No hay nada más difícil de frenar
que la intrahistoria. Y cada vez menos, pero no porque el momento sea decisivo,
ni porque vayan a cambiar muchas cosas en poco tiempo. Ahora es más difícil porque
ya no está reservado su relato a los observadores; ahora son los mismos
protagonistas quienes informan al resto de la humanidad de lo que está
ocurriendo. La intrahistoria corre como la pólvora de un sitio a otro, sin
océanos, sin fronteras, sin barreras… Los observadores se pondrán sus gafas
ideológicas y filtrarán la intrahistoria para contarla como más les interese.
Lo que ha cambiado es que su versión ya no tendrá que esperar a que, pasados
los años, se debata en algún foro de expertos o aficionados sobre “la verdad”

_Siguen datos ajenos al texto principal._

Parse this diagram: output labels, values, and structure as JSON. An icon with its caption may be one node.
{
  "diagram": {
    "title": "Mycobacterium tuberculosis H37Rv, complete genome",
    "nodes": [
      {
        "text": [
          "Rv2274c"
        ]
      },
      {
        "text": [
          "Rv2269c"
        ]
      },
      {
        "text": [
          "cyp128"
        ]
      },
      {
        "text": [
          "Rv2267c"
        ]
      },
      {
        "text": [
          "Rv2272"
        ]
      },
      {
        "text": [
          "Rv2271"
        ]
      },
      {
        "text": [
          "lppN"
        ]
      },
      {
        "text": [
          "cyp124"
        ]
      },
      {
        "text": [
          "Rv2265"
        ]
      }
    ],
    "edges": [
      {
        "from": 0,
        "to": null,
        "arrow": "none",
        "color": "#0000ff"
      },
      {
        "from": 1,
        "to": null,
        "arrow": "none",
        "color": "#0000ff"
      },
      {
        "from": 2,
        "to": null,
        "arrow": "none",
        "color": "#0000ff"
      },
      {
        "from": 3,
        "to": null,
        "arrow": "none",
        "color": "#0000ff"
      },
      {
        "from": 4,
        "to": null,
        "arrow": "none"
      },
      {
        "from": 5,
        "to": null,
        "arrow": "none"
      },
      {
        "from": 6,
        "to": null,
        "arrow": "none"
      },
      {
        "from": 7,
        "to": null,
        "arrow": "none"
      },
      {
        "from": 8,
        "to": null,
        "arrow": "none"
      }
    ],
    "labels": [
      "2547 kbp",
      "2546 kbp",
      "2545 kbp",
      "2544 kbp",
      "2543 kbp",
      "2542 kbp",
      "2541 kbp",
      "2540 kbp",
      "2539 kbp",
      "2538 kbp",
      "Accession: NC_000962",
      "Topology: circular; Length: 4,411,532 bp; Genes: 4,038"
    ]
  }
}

de lo ocurrido y que, a su vez, aplican su propio filtro y lo analizan a través
de su propia experiencia, alejada de los que aquél suceso, cualquier suceso,
vivieron. Ahora, esas versiones de los observadores son revisadas al momento,
apoyadas o rebatidas en tiempo real, sustentando los argumentos en la propia
experiencia que se está viviendo. Así, en gerundio. Bailan las cifras que las
imágenes desmienten, bailan los datos que la realidad niega, y tiembla el
observador al comprender que está en juego su relevante papel de antes.
Pero, ¿qué está pasando en la
intrahistoria? Se mueven como hormigas pequeñas legiones de ciudadanos
socorriendo a ciudadanos abandonados; legiones de ciudadanos defendiendo
derechos que les están siendo usurpados; legiones de ciudadanos plantando cara
a las decisiones que les acorralan. Y más legiones, como hormigas laboriosas, construyendo
los cimientos de lo que aún no es visible.